LLM Inference Quick Start Recipes

Type: Guide Tags: NVIDIA, LLM inference, recipes, deployment, TensorRT-LLM, NIM, GPUs Related: NVIDIA-NIM, TensorRT-LLM, Triton-Inference-Server, NVIDIA-Dynamo, NVIDIA-DGX, NVIDIA-API-Documentation Sources: https://docs.nvidia.com/llm-inference-quick-start-recipes/index.html Last Updated: 2026-04-29

Summary

LLM Inference Quick Start Recipes are NVIDIA deployment guides for running popular open source LLMs on NVIDIA hardware. They sit between model selection and production inference, giving users practical starting points for optimized LLM serving.

Detail

The recipes are useful when a team has selected a model and needs a working NVIDIA-optimized deployment path. They complement NVIDIA-NIM for packaged inference microservices and TensorRT-LLM for lower-level LLM runtime optimization.

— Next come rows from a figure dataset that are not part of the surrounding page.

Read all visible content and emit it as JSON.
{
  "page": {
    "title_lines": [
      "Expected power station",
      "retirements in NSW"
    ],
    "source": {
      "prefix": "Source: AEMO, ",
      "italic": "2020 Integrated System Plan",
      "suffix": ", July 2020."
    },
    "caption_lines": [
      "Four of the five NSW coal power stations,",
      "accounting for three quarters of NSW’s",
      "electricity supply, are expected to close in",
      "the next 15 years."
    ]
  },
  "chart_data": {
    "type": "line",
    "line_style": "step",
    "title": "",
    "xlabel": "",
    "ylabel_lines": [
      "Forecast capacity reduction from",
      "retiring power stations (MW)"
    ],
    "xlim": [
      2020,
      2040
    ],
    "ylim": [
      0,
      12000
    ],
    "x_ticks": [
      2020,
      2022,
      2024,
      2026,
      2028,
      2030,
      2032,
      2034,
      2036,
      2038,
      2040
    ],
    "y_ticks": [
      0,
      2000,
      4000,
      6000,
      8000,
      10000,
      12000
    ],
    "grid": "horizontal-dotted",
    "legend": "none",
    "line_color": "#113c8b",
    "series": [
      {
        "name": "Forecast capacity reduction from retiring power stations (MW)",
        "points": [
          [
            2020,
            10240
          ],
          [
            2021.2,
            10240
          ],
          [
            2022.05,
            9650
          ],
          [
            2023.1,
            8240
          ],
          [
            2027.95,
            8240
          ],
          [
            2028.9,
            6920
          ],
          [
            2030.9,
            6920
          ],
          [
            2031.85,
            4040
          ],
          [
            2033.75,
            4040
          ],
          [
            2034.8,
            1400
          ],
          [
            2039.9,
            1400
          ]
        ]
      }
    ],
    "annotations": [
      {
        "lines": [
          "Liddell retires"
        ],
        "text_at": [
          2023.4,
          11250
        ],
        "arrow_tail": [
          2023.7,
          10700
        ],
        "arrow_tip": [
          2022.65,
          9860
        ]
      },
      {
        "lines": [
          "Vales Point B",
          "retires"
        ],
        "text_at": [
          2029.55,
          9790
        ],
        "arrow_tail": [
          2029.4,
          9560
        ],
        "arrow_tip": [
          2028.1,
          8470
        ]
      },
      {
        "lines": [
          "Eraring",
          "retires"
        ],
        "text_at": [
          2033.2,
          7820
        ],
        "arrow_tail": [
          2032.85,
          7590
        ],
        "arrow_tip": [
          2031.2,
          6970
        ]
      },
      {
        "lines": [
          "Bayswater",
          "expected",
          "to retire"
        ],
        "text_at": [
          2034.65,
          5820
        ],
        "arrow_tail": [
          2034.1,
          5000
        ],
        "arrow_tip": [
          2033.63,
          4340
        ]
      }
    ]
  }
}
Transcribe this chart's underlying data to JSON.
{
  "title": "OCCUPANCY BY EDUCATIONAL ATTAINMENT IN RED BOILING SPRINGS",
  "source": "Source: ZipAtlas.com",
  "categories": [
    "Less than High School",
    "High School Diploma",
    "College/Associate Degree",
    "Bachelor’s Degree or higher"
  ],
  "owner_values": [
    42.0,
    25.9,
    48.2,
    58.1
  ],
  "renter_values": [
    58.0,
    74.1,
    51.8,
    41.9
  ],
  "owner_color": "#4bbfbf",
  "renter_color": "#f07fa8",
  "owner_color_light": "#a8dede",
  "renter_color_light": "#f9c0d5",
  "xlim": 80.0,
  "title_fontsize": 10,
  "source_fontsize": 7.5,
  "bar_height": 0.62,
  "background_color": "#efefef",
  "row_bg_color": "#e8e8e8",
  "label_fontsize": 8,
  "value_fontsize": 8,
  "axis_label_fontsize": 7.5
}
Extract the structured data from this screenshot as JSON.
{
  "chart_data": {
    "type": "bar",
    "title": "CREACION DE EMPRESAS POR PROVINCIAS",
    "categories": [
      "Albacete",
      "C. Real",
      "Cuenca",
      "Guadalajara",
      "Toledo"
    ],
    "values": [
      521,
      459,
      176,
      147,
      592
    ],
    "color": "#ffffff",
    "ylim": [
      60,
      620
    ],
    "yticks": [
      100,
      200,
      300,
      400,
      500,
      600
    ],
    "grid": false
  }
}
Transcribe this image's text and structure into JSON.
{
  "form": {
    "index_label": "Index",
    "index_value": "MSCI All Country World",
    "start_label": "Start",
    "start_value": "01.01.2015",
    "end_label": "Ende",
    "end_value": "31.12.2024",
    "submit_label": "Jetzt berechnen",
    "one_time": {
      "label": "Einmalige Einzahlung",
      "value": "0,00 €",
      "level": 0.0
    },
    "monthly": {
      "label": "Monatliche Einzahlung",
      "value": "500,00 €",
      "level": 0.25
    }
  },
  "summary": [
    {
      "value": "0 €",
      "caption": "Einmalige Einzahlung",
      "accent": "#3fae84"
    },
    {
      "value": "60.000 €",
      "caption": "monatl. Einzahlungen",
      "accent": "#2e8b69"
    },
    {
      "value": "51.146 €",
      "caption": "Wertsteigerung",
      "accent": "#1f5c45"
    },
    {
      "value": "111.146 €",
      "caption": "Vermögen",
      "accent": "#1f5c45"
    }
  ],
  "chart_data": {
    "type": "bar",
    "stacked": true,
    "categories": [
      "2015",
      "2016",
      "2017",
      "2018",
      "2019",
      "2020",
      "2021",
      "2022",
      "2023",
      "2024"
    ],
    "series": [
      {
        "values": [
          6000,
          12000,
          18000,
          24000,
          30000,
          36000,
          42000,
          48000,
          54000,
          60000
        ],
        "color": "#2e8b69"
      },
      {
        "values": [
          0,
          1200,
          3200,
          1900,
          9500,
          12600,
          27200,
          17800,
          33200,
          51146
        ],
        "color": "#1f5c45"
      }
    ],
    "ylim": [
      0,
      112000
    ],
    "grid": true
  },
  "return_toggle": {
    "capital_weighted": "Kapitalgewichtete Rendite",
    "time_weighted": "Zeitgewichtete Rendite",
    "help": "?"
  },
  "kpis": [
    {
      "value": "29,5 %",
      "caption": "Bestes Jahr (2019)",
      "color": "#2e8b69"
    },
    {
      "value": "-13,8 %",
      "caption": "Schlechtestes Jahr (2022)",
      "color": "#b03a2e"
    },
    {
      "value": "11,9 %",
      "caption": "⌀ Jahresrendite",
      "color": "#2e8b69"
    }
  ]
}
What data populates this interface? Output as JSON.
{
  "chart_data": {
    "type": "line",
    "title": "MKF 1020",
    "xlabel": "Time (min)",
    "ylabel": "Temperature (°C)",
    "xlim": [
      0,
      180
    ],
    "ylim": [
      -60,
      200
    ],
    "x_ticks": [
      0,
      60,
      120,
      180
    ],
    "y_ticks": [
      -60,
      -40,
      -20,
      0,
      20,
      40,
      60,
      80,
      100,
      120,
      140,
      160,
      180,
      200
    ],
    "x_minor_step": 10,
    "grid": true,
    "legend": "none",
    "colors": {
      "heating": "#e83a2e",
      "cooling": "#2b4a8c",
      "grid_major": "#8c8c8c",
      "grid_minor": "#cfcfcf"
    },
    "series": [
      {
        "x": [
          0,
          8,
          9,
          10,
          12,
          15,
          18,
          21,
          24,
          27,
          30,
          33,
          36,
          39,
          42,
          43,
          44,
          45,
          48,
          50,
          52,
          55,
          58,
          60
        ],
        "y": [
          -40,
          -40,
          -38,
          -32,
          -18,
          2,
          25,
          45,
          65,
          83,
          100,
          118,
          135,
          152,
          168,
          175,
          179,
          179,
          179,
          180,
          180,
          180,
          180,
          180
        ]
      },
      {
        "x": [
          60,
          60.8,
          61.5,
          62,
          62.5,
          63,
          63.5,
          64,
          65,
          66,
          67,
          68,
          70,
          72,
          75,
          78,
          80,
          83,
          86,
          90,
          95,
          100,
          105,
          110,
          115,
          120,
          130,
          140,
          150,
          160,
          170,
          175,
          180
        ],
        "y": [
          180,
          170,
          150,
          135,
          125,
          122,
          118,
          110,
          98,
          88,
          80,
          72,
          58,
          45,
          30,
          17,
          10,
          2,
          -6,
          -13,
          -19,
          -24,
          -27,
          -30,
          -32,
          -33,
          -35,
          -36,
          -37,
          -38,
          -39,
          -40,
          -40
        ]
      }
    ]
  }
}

In the wiki, this page should link model-serving topics to concrete deployment guidance: hardware, containers, runtime choices, and serving frameworks. It also belongs near NVIDIA-Dynamo because current NVIDIA inference serving is moving toward multi-node and disaggregated runtime patterns.

Connections

  • NVIDIA-NIM - packaged model endpoint path for LLM inference.
  • TensorRT-LLM - optimized runtime frequently used for LLM serving.
  • Triton-Inference-Server - production server for multi-framework inference.
  • NVIDIA-Dynamo - distributed inference-serving platform for data center scale.
  • NVIDIA-DGX - target NVIDIA hardware platform for high-throughput inference.

Source Excerpts

  • NVIDIA describes these recipes as optimized deployment guides for NVIDIA hardware for popular open source LLMs.